The Rijksmuseum Challenge is an artistic image classification challenge in 2014 by the Rijksmuseum in Amsterdam, Netherlands. The dataset consists of 112,039 photographic reproductions of the artworks and there are four classification challenges: artist, type, material, and year. While there are more recent artistic datasets, we think the size of this dataset is suitable for this project. The original paper uses a SVM-based classification, and we propose to use a pre-trained deep network to improve the classification.
Resources: The Rijksmuseum Challenge (2014):
Dataset: https://figshare.com/articles/Rijksmuseum_Challenge_2014/5660617 (14.49GB)

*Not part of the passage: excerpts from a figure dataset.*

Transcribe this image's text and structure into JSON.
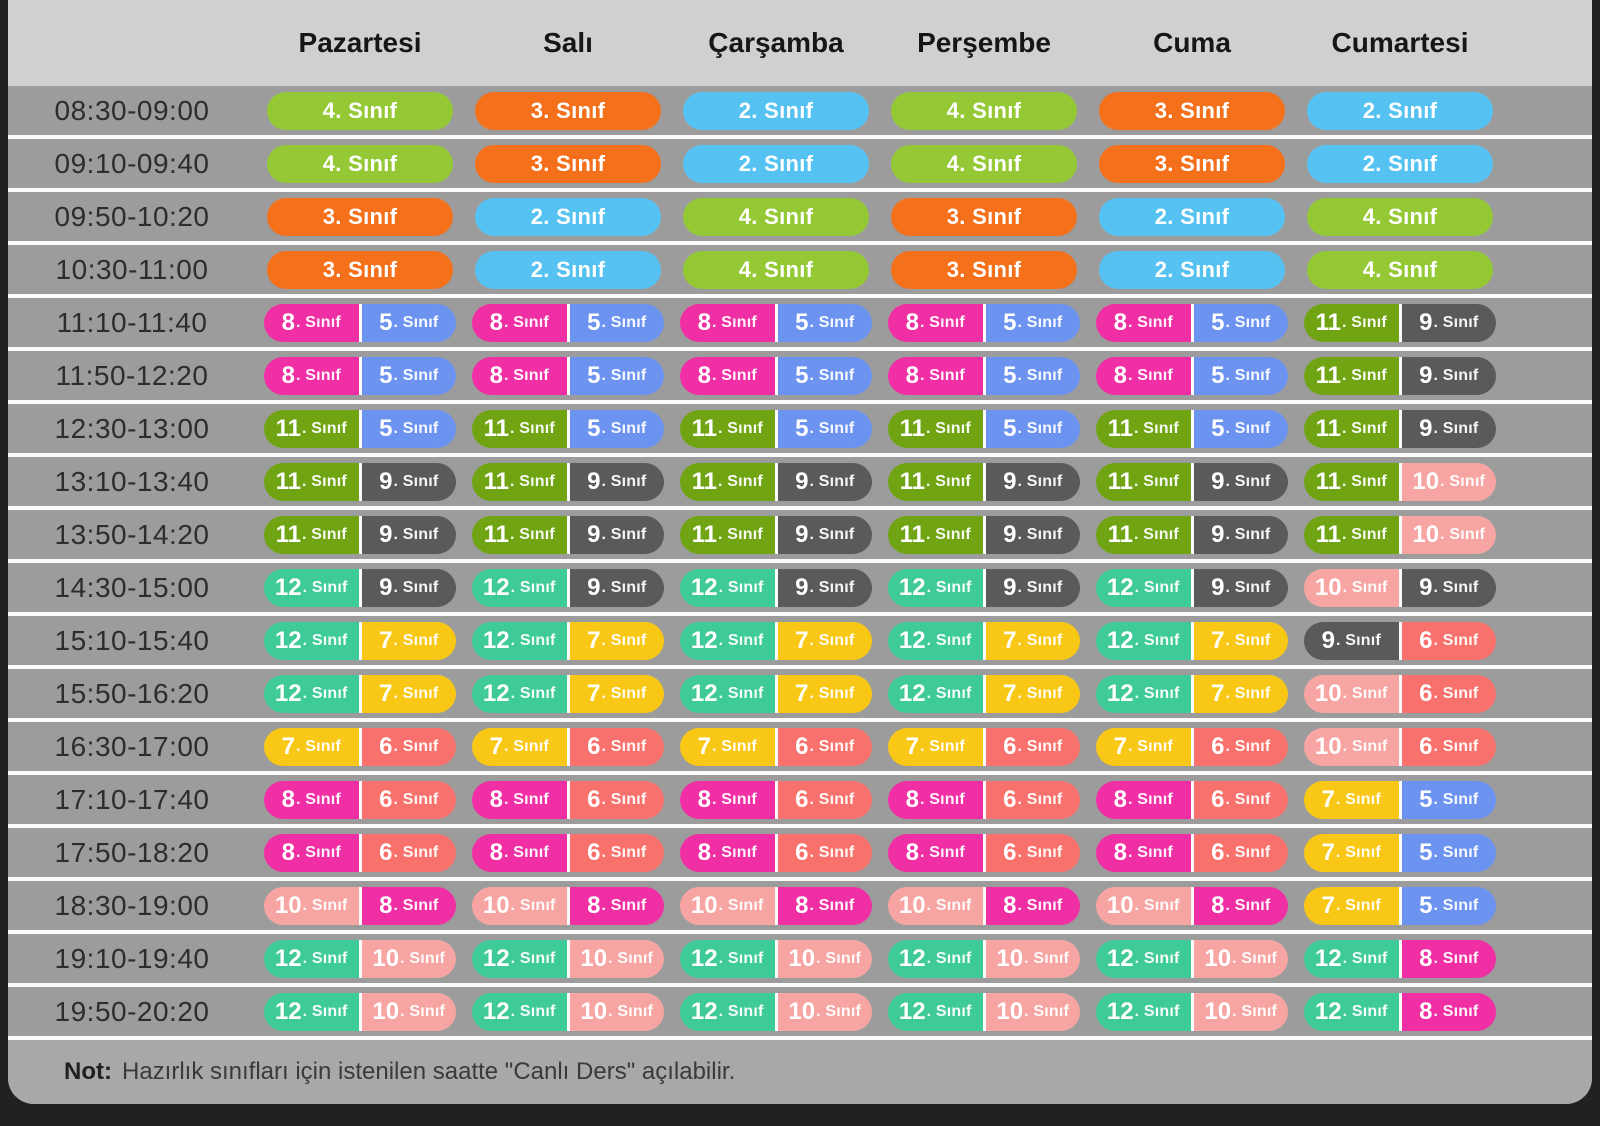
{
  "header": {
    "days": [
      "Pazartesi",
      "Salı",
      "Çarşamba",
      "Perşembe",
      "Cuma",
      "Cumartesi"
    ]
  },
  "pill_suffix": "Sınıf",
  "grade_colors": {
    "2": "#56C2F2",
    "3": "#F4701A",
    "4": "#94C834",
    "5": "#6D93F0",
    "6": "#F9716C",
    "7": "#F9C816",
    "8": "#F02FA4",
    "9": "#5A5A5A",
    "10": "#F7A5A3",
    "11": "#70A413",
    "12": "#3ECB98"
  },
  "layout_colors": {
    "page_background": "#212121",
    "header_background": "#D0D0D0",
    "row_background": "#9C9C9C",
    "footer_background": "#A8A8A8",
    "separator": "#FBFBFB"
  },
  "rows": [
    {
      "time": "08:30-09:00",
      "cells": [
        [
          "4"
        ],
        [
          "3"
        ],
        [
          "2"
        ],
        [
          "4"
        ],
        [
          "3"
        ],
        [
          "2"
        ]
      ]
    },
    {
      "time": "09:10-09:40",
      "cells": [
        [
          "4"
        ],
        [
          "3"
        ],
        [
          "2"
        ],
        [
          "4"
        ],
        [
          "3"
        ],
        [
          "2"
        ]
      ]
    },
    {
      "time": "09:50-10:20",
      "cells": [
        [
          "3"
        ],
        [
          "2"
        ],
        [
          "4"
        ],
        [
          "3"
        ],
        [
          "2"
        ],
        [
          "4"
        ]
      ]
    },
    {
      "time": "10:30-11:00",
      "cells": [
        [
          "3"
        ],
        [
          "2"
        ],
        [
          "4"
        ],
        [
          "3"
        ],
        [
          "2"
        ],
        [
          "4"
        ]
      ]
    },
    {
      "time": "11:10-11:40",
      "cells": [
        [
          "8",
          "5"
        ],
        [
          "8",
          "5"
        ],
        [
          "8",
          "5"
        ],
        [
          "8",
          "5"
        ],
        [
          "8",
          "5"
        ],
        [
          "11",
          "9"
        ]
      ]
    },
    {
      "time": "11:50-12:20",
      "cells": [
        [
          "8",
          "5"
        ],
        [
          "8",
          "5"
        ],
        [
          "8",
          "5"
        ],
        [
          "8",
          "5"
        ],
        [
          "8",
          "5"
        ],
        [
          "11",
          "9"
        ]
      ]
    },
    {
      "time": "12:30-13:00",
      "cells": [
        [
          "11",
          "5"
        ],
        [
          "11",
          "5"
        ],
        [
          "11",
          "5"
        ],
        [
          "11",
          "5"
        ],
        [
          "11",
          "5"
        ],
        [
          "11",
          "9"
        ]
      ]
    },
    {
      "time": "13:10-13:40",
      "cells": [
        [
          "11",
          "9"
        ],
        [
          "11",
          "9"
        ],
        [
          "11",
          "9"
        ],
        [
          "11",
          "9"
        ],
        [
          "11",
          "9"
        ],
        [
          "11",
          "10"
        ]
      ]
    },
    {
      "time": "13:50-14:20",
      "cells": [
        [
          "11",
          "9"
        ],
        [
          "11",
          "9"
        ],
        [
          "11",
          "9"
        ],
        [
          "11",
          "9"
        ],
        [
          "11",
          "9"
        ],
        [
          "11",
          "10"
        ]
      ]
    },
    {
      "time": "14:30-15:00",
      "cells": [
        [
          "12",
          "9"
        ],
        [
          "12",
          "9"
        ],
        [
          "12",
          "9"
        ],
        [
          "12",
          "9"
        ],
        [
          "12",
          "9"
        ],
        [
          "10",
          "9"
        ]
      ]
    },
    {
      "time": "15:10-15:40",
      "cells": [
        [
          "12",
          "7"
        ],
        [
          "12",
          "7"
        ],
        [
          "12",
          "7"
        ],
        [
          "12",
          "7"
        ],
        [
          "12",
          "7"
        ],
        [
          "9",
          "6"
        ]
      ]
    },
    {
      "time": "15:50-16:20",
      "cells": [
        [
          "12",
          "7"
        ],
        [
          "12",
          "7"
        ],
        [
          "12",
          "7"
        ],
        [
          "12",
          "7"
        ],
        [
          "12",
          "7"
        ],
        [
          "10",
          "6"
        ]
      ]
    },
    {
      "time": "16:30-17:00",
      "cells": [
        [
          "7",
          "6"
        ],
        [
          "7",
          "6"
        ],
        [
          "7",
          "6"
        ],
        [
          "7",
          "6"
        ],
        [
          "7",
          "6"
        ],
        [
          "10",
          "6"
        ]
      ]
    },
    {
      "time": "17:10-17:40",
      "cells": [
        [
          "8",
          "6"
        ],
        [
          "8",
          "6"
        ],
        [
          "8",
          "6"
        ],
        [
          "8",
          "6"
        ],
        [
          "8",
          "6"
        ],
        [
          "7",
          "5"
        ]
      ]
    },
    {
      "time": "17:50-18:20",
      "cells": [
        [
          "8",
          "6"
        ],
        [
          "8",
          "6"
        ],
        [
          "8",
          "6"
        ],
        [
          "8",
          "6"
        ],
        [
          "8",
          "6"
        ],
        [
          "7",
          "5"
        ]
      ]
    },
    {
      "time": "18:30-19:00",
      "cells": [
        [
          "10",
          "8"
        ],
        [
          "10",
          "8"
        ],
        [
          "10",
          "8"
        ],
        [
          "10",
          "8"
        ],
        [
          "10",
          "8"
        ],
        [
          "7",
          "5"
        ]
      ]
    },
    {
      "time": "19:10-19:40",
      "cells": [
        [
          "12",
          "10"
        ],
        [
          "12",
          "10"
        ],
        [
          "12",
          "10"
        ],
        [
          "12",
          "10"
        ],
        [
          "12",
          "10"
        ],
        [
          "12",
          "8"
        ]
      ]
    },
    {
      "time": "19:50-20:20",
      "cells": [
        [
          "12",
          "10"
        ],
        [
          "12",
          "10"
        ],
        [
          "12",
          "10"
        ],
        [
          "12",
          "10"
        ],
        [
          "12",
          "10"
        ],
        [
          "12",
          "8"
        ]
      ]
    }
  ],
  "note": {
    "label": "Not:",
    "text": "Hazırlık sınıfları için istenilen saatte \"Canlı Ders\" açılabilir."
  }
}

Reference: The Rijksmuseum Challenge: Museum-Centered Visual Recognition, Thomas Mensink and Jan van Gemert, in ACM International Conference on Multimedia Retrieval (ICMR) 2014 https://ivi.fnwi.uva.nl/isis/publications/2014/MensinkICMIR2014/MensinkICMIR2014.pdf
Tasks: Task 1: Download the dataset and pre-process the images properly to create the input of the convolutional neural network.
Task 2: Load a keras pre-trained VGG network/ResNet network and enable it to process the input data.
Task 3: Figure out an embedding method with the network and implement classifiers on top of it to classify artist, type, material, and year.
Task 4: Compare results between different networks with the original paper (SVM).
Possible task 5: fine-tune the network and try to improve performance.
Final Task: Presentation and write-up.